Eric Deeds (2017-18)
Associate Professor, Department of Molecular Biosciences, Center for Bioinformatics
University of Kansas
Characterizing and developing inhibitors of proteasome assembly
The proteasome is a large macromolecular machine that serves as the proteolytic component of the major protein degradation pathways in eukaryotes, archaea, and actinomycete bacteria. As a result, the proteasome plays a key role in both protein homeostasis and the regulation of protein function in a variety of organisms. It has also emerged as a major drug target in a number of diseases, particularly in the treatment of cancer and tuberculosis infections. Cells do not synthesize the proteasome as a single, active unit, but rather as a set of protein subunits that must be assembled into a specific structure in order to function. This has lead to the proposal that proteasome assembly inhibitors could represent a novel therapeutic approach to tuberculosis and other diseases, offering an avenue to overcoming both drug resistance and the toxic offtarget effects that characterize traditional active site inhibitors of proteasome function.

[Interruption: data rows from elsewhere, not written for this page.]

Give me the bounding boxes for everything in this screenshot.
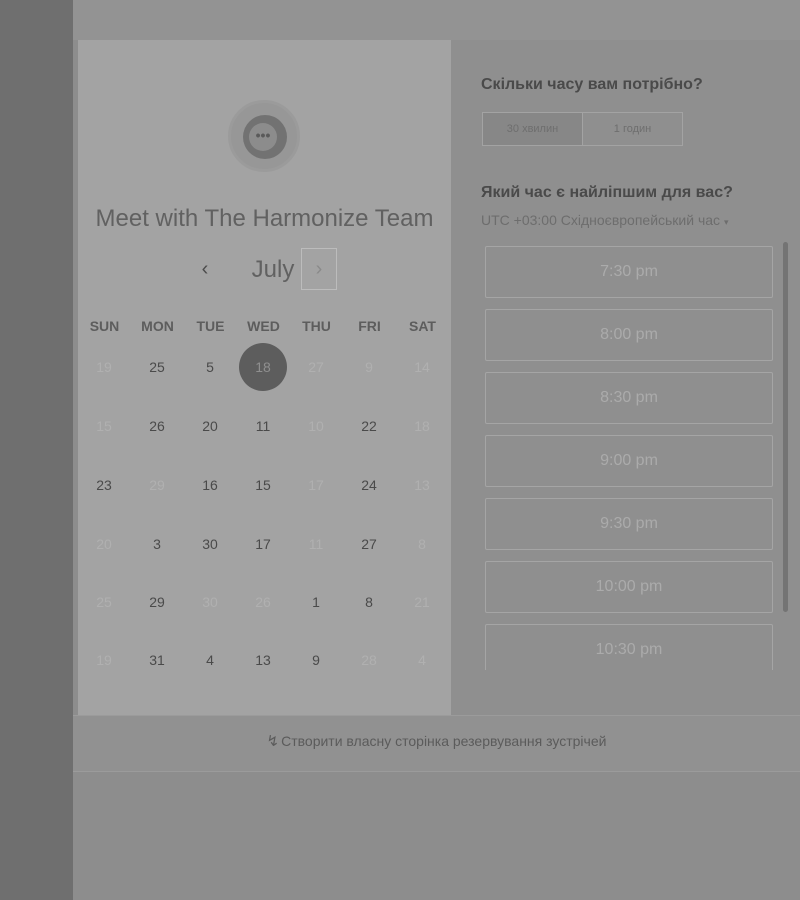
weekday-label: FRI [358, 318, 381, 334]
calendar-day[interactable]: 22 [345, 402, 393, 450]
time-slot-button[interactable]: 8:30 pm [485, 372, 773, 424]
avatar: ••• [228, 100, 300, 172]
time-slot-button[interactable]: 9:00 pm [485, 435, 773, 487]
footer: ↯ Створити власну сторінка резервування з… [73, 715, 800, 772]
calendar-day[interactable]: 13 [239, 636, 287, 684]
calendar-day: 9 [365, 359, 373, 375]
calendar-day[interactable]: 27 [345, 520, 393, 568]
calendar-day[interactable]: 5 [186, 343, 234, 391]
calendar-day[interactable]: 9 [292, 636, 340, 684]
calendar-day[interactable]: 20 [186, 402, 234, 450]
month-nav: ‹ July › [78, 248, 451, 292]
calendar-day: 21 [414, 594, 430, 610]
lightning-icon: ↯ [266, 733, 280, 750]
create-booking-page-link[interactable]: ↯ Створити власну сторінка резервування з… [73, 732, 800, 750]
weekday-label: MON [141, 318, 174, 334]
calendar-day: 11 [308, 536, 324, 552]
duration-option-1hour[interactable]: 1 годин [582, 113, 682, 145]
footer-link-label: Створити власну сторінка резервування зу… [281, 733, 607, 749]
weekday-label: THU [302, 318, 331, 334]
calendar-day[interactable]: 29 [133, 578, 181, 626]
calendar-day[interactable]: 15 [239, 461, 287, 509]
next-month-button[interactable]: › [301, 248, 337, 290]
weekday-header: SUN MON TUE WED THU FRI SAT [78, 318, 451, 338]
calendar-day[interactable]: 23 [80, 461, 128, 509]
weekday-label: TUE [196, 318, 225, 334]
calendar-day: 19 [96, 652, 112, 668]
duration-question: Скільки часу вам потрібно? [481, 76, 703, 93]
calendar-day[interactable]: 17 [239, 520, 287, 568]
avatar-inner: ••• [243, 115, 287, 159]
calendar-day: 26 [255, 594, 271, 610]
booking-panel: Скільки часу вам потрібно? 30 хвилин 1 г… [451, 40, 800, 715]
calendar-day: 8 [418, 536, 426, 552]
duration-option-30min[interactable]: 30 хвилин [483, 113, 582, 145]
prev-month-button[interactable]: ‹ [190, 258, 220, 282]
duration-selector: 30 хвилин 1 годин [482, 112, 683, 146]
chevron-down-icon: ▾ [724, 217, 729, 227]
calendar-day: 15 [96, 418, 112, 434]
time-slot-button[interactable]: 8:00 pm [485, 309, 773, 361]
calendar-day: 29 [149, 477, 165, 493]
calendar-day[interactable]: 16 [186, 461, 234, 509]
calendar-day: 19 [96, 359, 112, 375]
weekday-label: SAT [409, 318, 436, 334]
page-title: Meet with The Harmonize Team [95, 205, 434, 232]
calendar-day[interactable]: 8 [345, 578, 393, 626]
time-slot-button[interactable]: 7:30 pm [485, 246, 773, 298]
left-rail [0, 0, 73, 900]
timezone-label: UTC +03:00 Східноєвропейський час [481, 212, 721, 228]
top-band [73, 0, 800, 40]
calendar-day: 20 [96, 536, 112, 552]
time-slot-button[interactable]: 10:00 pm [485, 561, 773, 613]
calendar-day: 30 [202, 594, 218, 610]
weekday-label: WED [247, 318, 280, 334]
chat-bubble-icon: ••• [249, 123, 277, 151]
time-slot-button[interactable]: 9:30 pm [485, 498, 773, 550]
time-slot-button[interactable]: 10:30 pm [485, 624, 773, 670]
calendar-day: 28 [361, 652, 377, 668]
calendar-day[interactable]: 25 [133, 343, 181, 391]
calendar-day[interactable]: 30 [186, 520, 234, 568]
calendar-day[interactable]: 3 [133, 520, 181, 568]
calendar-day[interactable]: 31 [133, 636, 181, 684]
calendar-day: 10 [308, 418, 324, 434]
calendar-day[interactable]: 1 [292, 578, 340, 626]
calendar-day[interactable]: 11 [239, 402, 287, 450]
calendar-day: 4 [418, 652, 426, 668]
weekday-label: SUN [89, 318, 120, 334]
scrollbar[interactable] [783, 242, 788, 612]
calendar-day: 27 [308, 359, 324, 375]
calendar-day: 17 [308, 477, 324, 493]
calendar-day[interactable]: 24 [345, 461, 393, 509]
calendar-day[interactable]: 26 [133, 402, 181, 450]
time-question: Який час є найліпшим для вас? [481, 184, 733, 201]
timezone-select[interactable]: UTC +03:00 Східноєвропейський час ▾ [481, 212, 729, 228]
calendar-day: 13 [414, 477, 430, 493]
calendar-day-selected[interactable]: 18 [239, 343, 287, 391]
calendar-panel: ••• Meet with The Harmonize Team ‹ July … [78, 40, 451, 715]
calendar-day: 14 [414, 359, 430, 375]
calendar-day[interactable]: 4 [186, 636, 234, 684]
calendar-day: 25 [96, 594, 112, 610]
calendar-day: 18 [414, 418, 430, 434]
time-slot-list: 7:30 pm 8:00 pm 8:30 pm 9:00 pm 9:30 pm 10:00… [485, 246, 775, 670]
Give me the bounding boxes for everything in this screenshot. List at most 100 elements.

Despite the clear promise of targeting assembly, there are currently no examples of proteasome assembly inhibitors in the literature. To overcome this problem, we have focused on discovering inhibitors of the assembly of the proteasome Core Particle (CP). The CP is the catalytic component of the proteasome, and only becomes active after the last step in assembly, making it a prime target for an assembly inhibitor.
We have developed a set of in vitro self-assembly assays using the well-established Rhodoccocus erythropolis CP as a model system. Its two subunits (α and β) can be expressed and purified separately as monomers; these monomers spontaneously self-assemble into active CPs when mixed. Using computational screens, we recently discovered a small molecule that represents the first known inhibitor of CP assembly. The first goal of this proposal is to work with the Biomolecular NMR and Protein Production core labs to validate that this molecule is binding to the β subunit of the erythropolis CP. The second aim of this proposal focuses on developing self-assembly assays for the tuberculosis CP, so that we can test if our existing inhibitor, and hits from ongoing computational screens, can inhibit assembly in tuberculosis.
If successful, this work will provide validation of the first known example of a proteasome assembly inhibitor. It will also allow us to determine if this approach can be used to target tuberculosis. Compounds discovered and characterized through this work will serve as the starting point for the eventual development of a novel class of therapeutics targeting CP assembly in the treatment of tuberculosis and other diseases.